The Desiderata of ASL

Go loudly amid the members of the ASLML, and remember how you get the shakes when you don't receive any email for 2 days.

As far as possible without surrender flame those assholes who dare to have an opinion other than yours. Speak your truth louder and more frequently than the other guy and don't bother listening to others; they are dull and ignorant and should be shot.

Become a loud and aggressive person; you'd be amazed at how often you'll get your way.

If you compare yourself to Mark Nixon, you will become vain and bitter, for he could kick your ass six ways to Friday. Rather, compare yourself to someone like Pete Shelling, who is so much easier to feel superior to.

Enjoy your crushing defeats as well as your hollow victories. Keep interested in what Eddie Zeman has to say, however humble; he's a real hoot in the changing fortunes of time.

Exercise caution when faced with IJA HIP, for those little yellow devils are full of trickery. But let this not blind you to that 8-inch spigot mortar up on the hill; many Marine squads will strive to hit the beach and everywhere along Red Beach 2, life is full of Heroes and 10-3 leaders.

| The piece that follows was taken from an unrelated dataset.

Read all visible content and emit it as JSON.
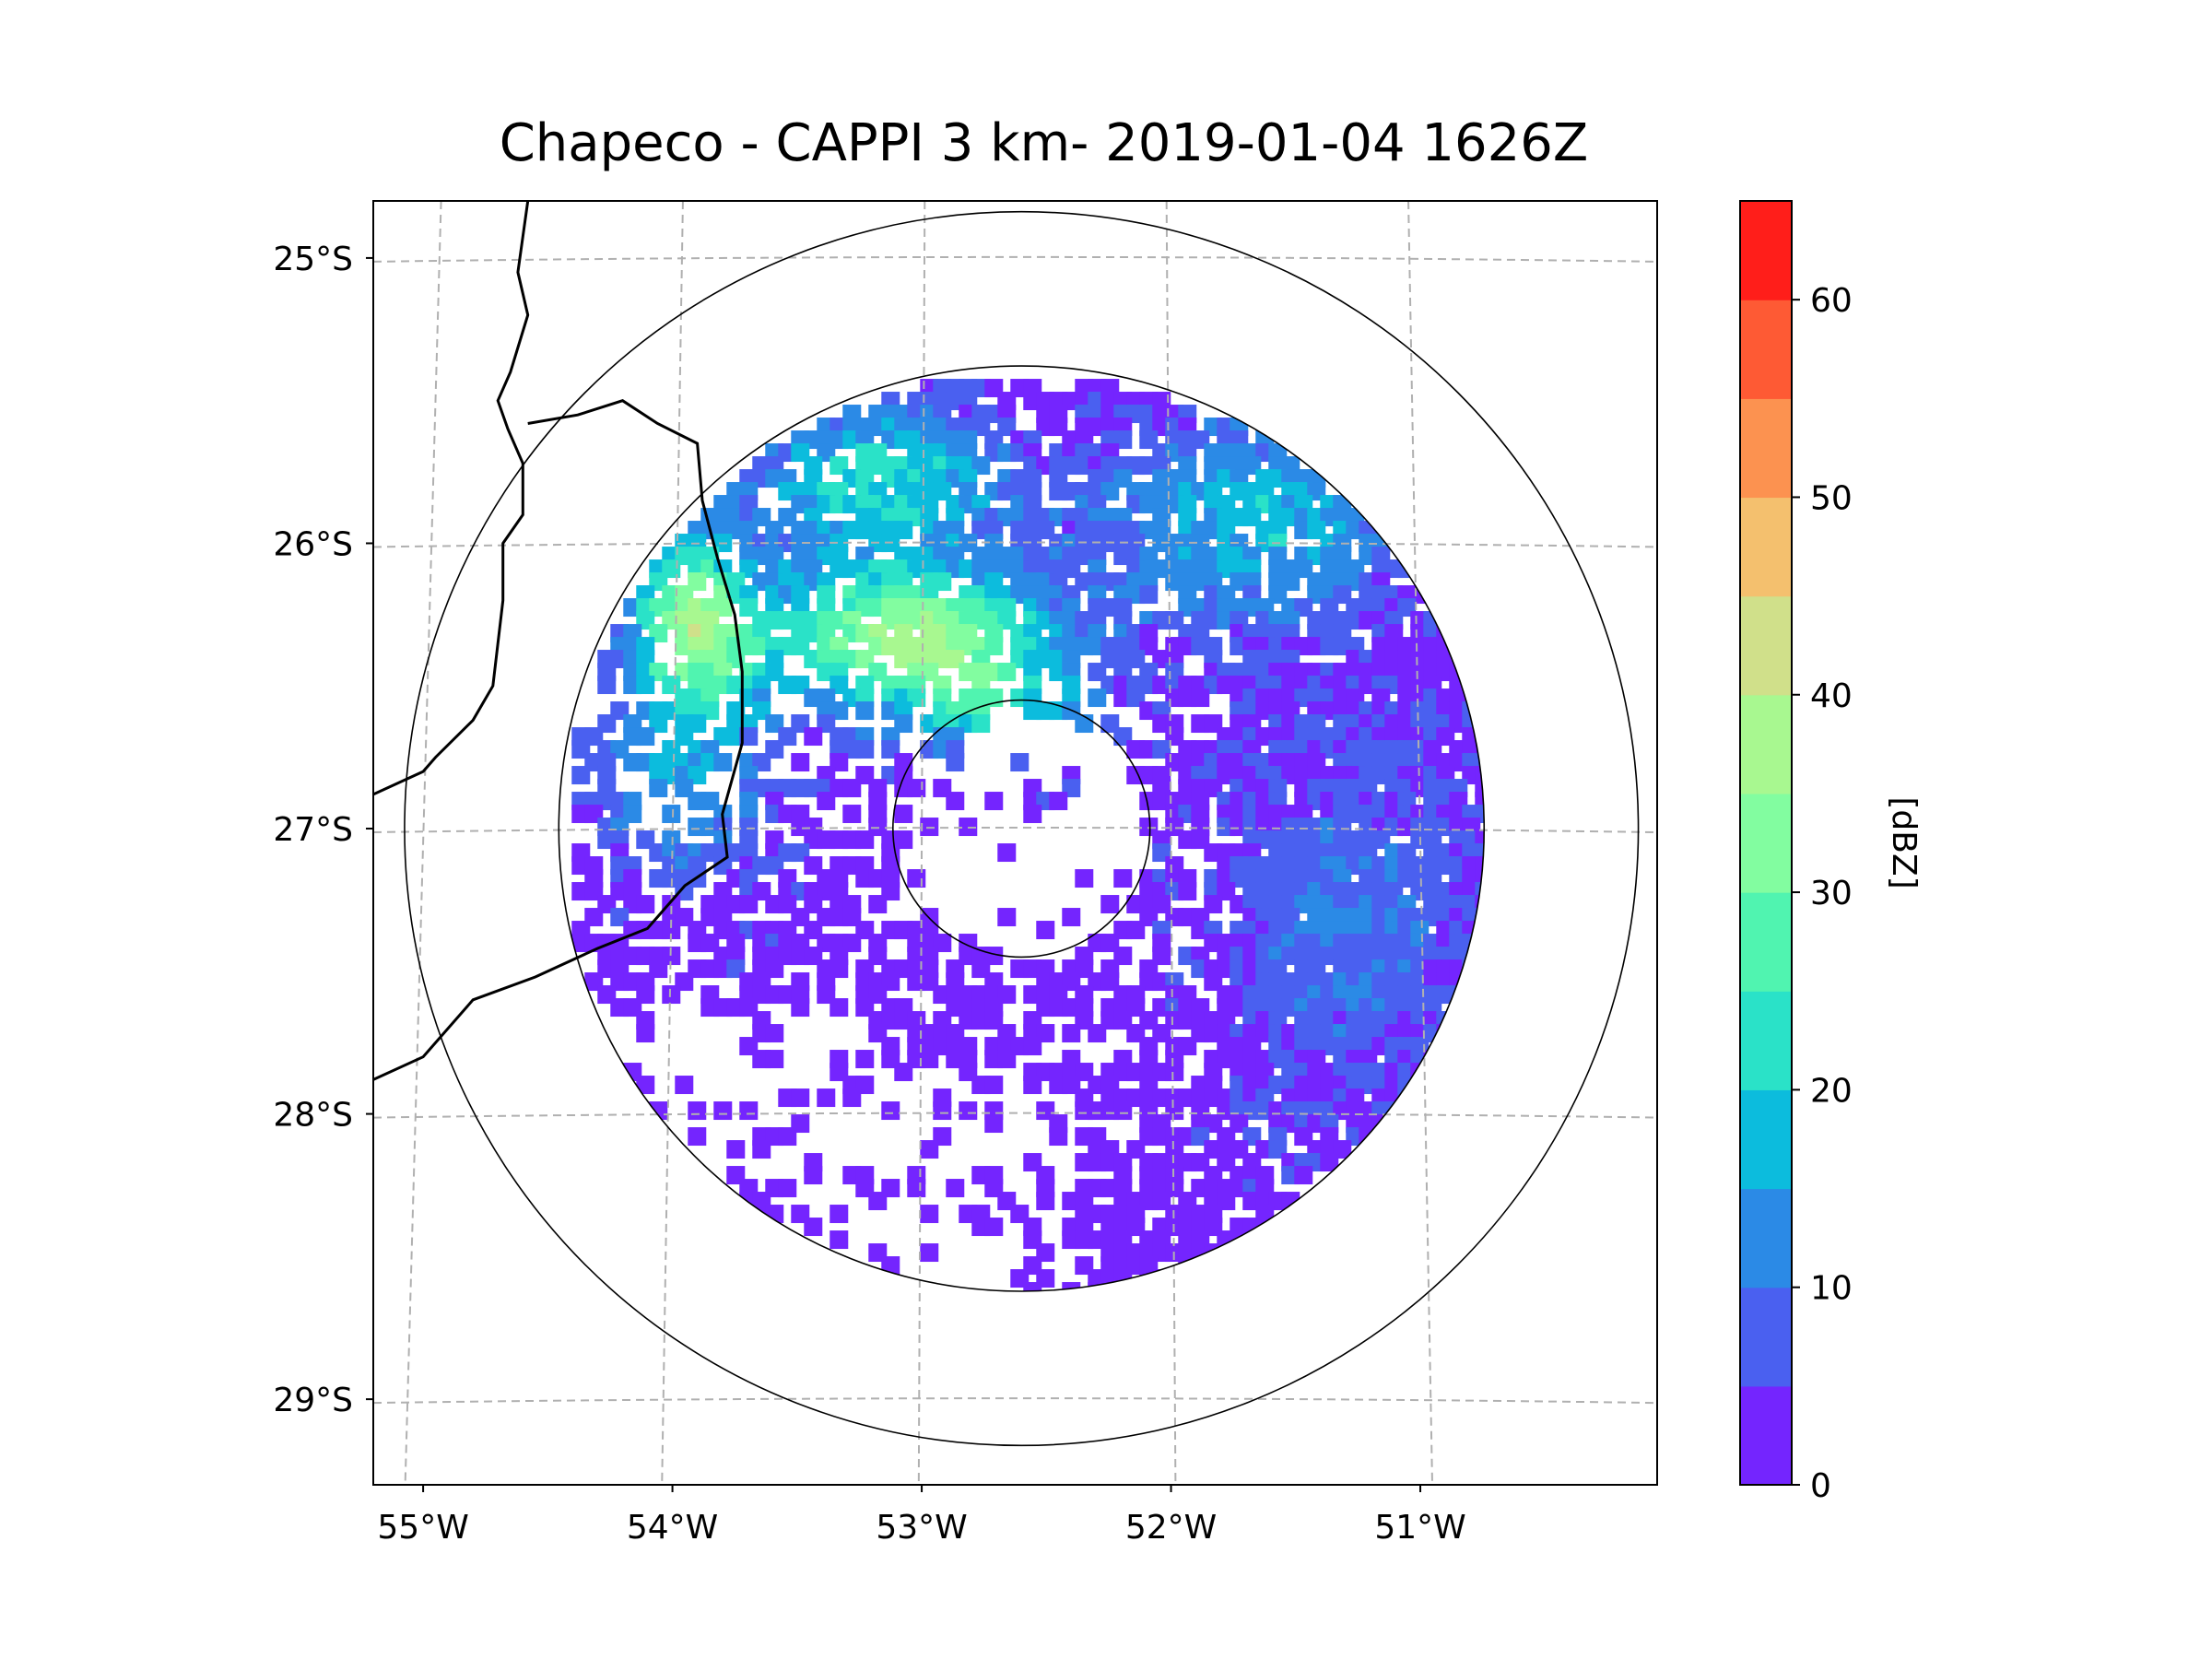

Be Steve Pleva. Especially, go to the Wild West Fest and wipe the floor with those mangy Western scum. Neither be cynical about upcoming Critical Hit release dates; for in the face of missed deadlines, they are as perennial as the grass.

Take kindly the council of Sam Belcher, for he has refused to gracefully surrender the things of youth and apparently will be dragged kicking and screaming into the grave. Way to go, Sam.

Nurture the power of hypnosis to shield you in case the enemy starts rolling low. But do not distress yourself imagining that the other guy knows what he's doing; he's as clueless as you are.

Beyond a nagging feeling that you shouldn't be doing this, go ahead and stack move.

You are a child of the ASL universe, no less than John Hill and Bob Macnamara; you have a right to post anything you want on the ASLML until Paul issues an Admin Alert. And whether or not it is clear to you, no doubt you should be using more halfsquads than you are.

Therefore be at peace with the OBA rules, whatever you first thought them to be, and however else you see people storing their counters, keep peace with your Plano.

With all its sham, drudgery, and broken squads, it is still a beautiful game. Buy more ASL stuff. Strive to hide the purchase from your wife.